Carter leaned forward and clapped his hands, startling both Angelo and Nick. He checked his watch. “Okay, it’s almost nine now. That gives us fifteen hours to collect the ingredients and get to the cemetery.”
“Are you kidding?” Nick blurted. “We can’t get that stuff.”
“So you’re just going to give up?” Carter ran a hand across his spiky hair and shook his head. “We’re the Three Monsterteers, and I’m not letting any friend of mine stay undead if I can help it
.” He looked down at the list, trying to sound out the strange words. “Okay. I’ll get the less preparation in powdered cheese swirls, sickly rat, and older day mort,” he said, butchering the French words so badly even Nick cringed a little.
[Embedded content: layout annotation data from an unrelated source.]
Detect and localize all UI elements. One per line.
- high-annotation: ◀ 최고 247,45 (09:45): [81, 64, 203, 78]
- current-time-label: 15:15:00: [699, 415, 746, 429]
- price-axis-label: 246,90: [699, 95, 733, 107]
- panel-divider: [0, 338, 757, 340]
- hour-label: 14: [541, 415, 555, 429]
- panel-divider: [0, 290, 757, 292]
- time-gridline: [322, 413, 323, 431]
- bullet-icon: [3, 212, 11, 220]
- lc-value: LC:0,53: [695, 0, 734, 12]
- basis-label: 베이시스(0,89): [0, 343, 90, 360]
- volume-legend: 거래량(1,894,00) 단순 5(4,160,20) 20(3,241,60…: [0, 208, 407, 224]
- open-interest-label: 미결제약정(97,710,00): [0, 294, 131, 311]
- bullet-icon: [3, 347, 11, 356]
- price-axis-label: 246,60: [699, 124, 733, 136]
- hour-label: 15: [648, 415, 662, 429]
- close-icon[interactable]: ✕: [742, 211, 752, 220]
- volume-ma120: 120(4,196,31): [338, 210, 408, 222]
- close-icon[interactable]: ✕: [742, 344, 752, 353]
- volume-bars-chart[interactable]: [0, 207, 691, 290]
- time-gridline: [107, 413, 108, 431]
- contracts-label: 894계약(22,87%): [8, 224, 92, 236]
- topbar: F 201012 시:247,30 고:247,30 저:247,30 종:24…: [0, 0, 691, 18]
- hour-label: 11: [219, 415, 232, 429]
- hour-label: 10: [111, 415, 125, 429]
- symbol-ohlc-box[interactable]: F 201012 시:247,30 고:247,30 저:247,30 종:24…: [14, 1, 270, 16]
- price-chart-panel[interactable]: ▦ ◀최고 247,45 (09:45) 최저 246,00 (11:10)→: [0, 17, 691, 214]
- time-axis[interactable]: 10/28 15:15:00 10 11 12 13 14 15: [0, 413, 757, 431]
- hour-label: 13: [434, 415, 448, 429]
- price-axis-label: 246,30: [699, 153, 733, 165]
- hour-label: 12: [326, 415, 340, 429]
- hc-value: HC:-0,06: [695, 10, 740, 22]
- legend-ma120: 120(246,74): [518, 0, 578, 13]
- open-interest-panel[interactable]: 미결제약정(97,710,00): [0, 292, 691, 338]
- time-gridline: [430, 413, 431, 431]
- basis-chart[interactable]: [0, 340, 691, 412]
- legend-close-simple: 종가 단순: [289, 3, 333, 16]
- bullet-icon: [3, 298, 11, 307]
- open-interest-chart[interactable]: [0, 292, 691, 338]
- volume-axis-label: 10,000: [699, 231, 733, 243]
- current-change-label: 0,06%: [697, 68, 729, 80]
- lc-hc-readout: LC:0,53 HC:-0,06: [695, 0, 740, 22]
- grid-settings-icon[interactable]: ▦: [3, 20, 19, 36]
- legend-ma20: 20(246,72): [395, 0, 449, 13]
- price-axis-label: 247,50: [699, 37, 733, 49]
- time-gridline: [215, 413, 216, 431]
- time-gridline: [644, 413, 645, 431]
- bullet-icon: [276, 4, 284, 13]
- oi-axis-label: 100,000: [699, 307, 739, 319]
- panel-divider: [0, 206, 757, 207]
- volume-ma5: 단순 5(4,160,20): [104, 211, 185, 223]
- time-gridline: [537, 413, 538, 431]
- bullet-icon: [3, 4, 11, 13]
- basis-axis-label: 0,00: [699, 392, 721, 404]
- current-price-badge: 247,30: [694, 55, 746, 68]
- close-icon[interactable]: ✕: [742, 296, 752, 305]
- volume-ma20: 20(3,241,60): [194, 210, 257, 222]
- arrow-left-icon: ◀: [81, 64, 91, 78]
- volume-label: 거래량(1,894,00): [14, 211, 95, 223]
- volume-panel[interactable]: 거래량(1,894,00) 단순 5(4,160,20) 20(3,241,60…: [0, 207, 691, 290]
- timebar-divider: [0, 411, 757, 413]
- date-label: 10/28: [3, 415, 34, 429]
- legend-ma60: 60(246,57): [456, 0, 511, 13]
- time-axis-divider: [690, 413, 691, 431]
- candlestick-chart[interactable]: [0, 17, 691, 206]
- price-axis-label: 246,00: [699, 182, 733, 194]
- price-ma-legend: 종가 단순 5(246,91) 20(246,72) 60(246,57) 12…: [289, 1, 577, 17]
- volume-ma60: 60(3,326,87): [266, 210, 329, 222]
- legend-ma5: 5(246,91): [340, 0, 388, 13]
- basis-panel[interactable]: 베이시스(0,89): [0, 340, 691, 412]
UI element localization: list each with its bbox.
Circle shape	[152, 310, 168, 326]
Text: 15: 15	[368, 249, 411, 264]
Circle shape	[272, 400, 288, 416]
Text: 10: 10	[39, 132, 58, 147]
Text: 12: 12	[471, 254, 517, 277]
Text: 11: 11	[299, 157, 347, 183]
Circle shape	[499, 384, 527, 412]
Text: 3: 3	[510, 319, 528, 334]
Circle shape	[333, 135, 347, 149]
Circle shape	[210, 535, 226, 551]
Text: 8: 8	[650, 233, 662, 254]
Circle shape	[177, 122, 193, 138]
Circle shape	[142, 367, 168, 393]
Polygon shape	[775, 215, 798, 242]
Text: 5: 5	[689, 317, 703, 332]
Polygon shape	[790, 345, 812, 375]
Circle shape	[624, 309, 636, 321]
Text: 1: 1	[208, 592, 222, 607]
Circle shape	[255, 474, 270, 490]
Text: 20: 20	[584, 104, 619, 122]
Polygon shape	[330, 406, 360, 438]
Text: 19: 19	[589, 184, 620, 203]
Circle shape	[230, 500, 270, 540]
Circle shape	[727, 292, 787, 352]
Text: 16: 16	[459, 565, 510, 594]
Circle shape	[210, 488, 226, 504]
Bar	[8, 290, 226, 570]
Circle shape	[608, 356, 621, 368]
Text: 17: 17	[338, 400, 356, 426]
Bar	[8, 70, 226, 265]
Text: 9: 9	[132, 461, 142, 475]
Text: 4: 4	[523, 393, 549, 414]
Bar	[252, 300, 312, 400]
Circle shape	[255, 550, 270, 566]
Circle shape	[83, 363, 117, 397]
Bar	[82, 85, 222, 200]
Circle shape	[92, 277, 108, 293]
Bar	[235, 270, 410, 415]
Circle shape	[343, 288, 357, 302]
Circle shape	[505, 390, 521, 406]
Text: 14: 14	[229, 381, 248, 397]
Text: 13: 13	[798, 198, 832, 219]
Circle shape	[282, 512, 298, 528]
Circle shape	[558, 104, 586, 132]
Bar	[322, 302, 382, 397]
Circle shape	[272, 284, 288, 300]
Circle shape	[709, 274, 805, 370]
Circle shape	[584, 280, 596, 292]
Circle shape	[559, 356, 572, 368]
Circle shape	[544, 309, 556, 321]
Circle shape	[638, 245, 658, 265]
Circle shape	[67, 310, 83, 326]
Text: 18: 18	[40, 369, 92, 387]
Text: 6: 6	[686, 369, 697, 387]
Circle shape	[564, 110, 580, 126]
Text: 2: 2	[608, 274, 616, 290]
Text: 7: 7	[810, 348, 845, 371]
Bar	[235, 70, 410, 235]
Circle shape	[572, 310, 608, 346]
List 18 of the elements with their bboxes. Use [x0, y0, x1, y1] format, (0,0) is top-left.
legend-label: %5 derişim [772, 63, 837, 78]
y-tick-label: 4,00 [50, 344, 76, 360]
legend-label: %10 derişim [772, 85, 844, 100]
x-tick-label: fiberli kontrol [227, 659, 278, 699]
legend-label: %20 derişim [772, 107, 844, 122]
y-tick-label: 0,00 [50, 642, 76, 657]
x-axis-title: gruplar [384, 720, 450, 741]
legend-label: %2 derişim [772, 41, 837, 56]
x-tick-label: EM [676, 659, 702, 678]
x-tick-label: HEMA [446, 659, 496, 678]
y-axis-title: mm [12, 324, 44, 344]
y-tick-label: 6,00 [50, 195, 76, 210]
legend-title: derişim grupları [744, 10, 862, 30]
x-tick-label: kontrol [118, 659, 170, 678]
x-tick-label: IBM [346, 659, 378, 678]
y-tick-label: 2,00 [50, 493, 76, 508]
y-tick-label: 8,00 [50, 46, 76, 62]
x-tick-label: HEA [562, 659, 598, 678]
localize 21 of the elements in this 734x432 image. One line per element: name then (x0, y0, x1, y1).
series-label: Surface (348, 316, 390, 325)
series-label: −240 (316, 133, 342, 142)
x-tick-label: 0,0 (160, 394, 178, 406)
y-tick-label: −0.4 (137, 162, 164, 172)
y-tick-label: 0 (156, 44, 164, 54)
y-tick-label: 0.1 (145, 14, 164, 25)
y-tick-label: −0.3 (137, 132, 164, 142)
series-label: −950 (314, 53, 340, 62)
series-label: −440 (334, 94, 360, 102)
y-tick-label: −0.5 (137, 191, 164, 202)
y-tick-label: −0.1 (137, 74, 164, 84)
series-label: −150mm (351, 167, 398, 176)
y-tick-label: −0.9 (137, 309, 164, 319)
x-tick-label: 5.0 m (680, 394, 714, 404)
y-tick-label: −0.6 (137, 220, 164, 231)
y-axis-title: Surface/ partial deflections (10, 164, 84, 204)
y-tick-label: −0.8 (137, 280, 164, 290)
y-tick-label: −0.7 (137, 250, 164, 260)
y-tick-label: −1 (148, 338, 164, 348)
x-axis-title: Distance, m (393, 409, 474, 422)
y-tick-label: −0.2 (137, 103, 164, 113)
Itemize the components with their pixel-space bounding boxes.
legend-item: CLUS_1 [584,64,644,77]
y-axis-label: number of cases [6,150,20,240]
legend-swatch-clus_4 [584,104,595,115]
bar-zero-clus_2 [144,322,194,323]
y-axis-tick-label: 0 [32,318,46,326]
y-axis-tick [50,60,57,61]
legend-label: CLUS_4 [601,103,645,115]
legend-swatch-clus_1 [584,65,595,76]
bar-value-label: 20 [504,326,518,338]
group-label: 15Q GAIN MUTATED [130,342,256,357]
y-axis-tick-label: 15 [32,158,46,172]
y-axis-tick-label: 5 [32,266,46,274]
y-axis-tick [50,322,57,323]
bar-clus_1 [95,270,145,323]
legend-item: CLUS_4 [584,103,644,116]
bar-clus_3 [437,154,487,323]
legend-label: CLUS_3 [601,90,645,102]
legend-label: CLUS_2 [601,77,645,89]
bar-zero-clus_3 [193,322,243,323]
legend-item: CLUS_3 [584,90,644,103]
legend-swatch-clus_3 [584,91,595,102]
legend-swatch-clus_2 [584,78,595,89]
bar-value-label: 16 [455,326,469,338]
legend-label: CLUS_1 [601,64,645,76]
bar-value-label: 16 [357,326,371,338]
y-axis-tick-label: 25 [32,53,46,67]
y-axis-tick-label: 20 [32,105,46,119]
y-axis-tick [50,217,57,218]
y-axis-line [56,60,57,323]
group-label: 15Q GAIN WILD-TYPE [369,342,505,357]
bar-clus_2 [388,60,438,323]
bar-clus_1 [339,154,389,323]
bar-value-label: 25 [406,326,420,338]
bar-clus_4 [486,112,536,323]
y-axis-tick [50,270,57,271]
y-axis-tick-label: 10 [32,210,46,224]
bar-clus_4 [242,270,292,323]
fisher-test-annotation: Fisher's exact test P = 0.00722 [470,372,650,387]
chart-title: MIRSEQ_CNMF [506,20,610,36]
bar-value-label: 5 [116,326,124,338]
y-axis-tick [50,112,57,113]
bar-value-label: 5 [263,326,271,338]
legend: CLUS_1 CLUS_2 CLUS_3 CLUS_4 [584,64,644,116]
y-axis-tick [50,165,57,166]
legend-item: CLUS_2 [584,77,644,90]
“Préparations en poudre chauve-souris, sèche de rat, and odeur de mort,” Angelo corrected. “You’re going to find powdered bat, rat’s hair, and the stench of death?”
Carter blinked but didn’t look away. “Yes.”
Angelo swallowed. “I guess I could try for the bloody dagger, the voodoo doll’s head, and the human bone.”
Nick looked from one of his friends to the other. This was crazy. But if his friends weren’t going to quit, how could he? “All right,” he said roughly. “That leaves me with the broken ring, the rotted flesh of a smoked pig, and the alchemist’s handbook. I’ll see if I can find a red flannel bag and a black candle, too.” He put out his fist. Carter bumped it with his, and Angelo’s made three. “We’ll meet at the cemetery at eleven thirty.”
“Eleven thirty,” Angelo repeated.
“Eleven thirty.” Carter grinned. “This is going to be awesome sauce.”
Nick looked at the kitchen clock, clenching and unclenching his fists. It was after ten thirty and all he’d been able to come up with was the black candle (leftover from his dad’s fortieth birthday party), the red flannel bag (actually, it was a piece of his old flannel footie pajamas he’d stapled into a bag, but he figured that would have to work), and a plastic Oakland Raiders football ring he’d gotten from a gumball machine when he was ten. He still had to come up with the ashes of an alchemist’s handbook and the rotted flesh of a smoked pig. And he had a little over an hour till midnight.
“You’re up late,” Mom said, walking into the kitchen from the living room, where she and Dad had been watching a movie. “Everything okay?” She reached out to feel Nick’s forehead, but he pulled back. What would she do if she touched his skin and realized it was now nearly as cold as the inside of the refrigerator?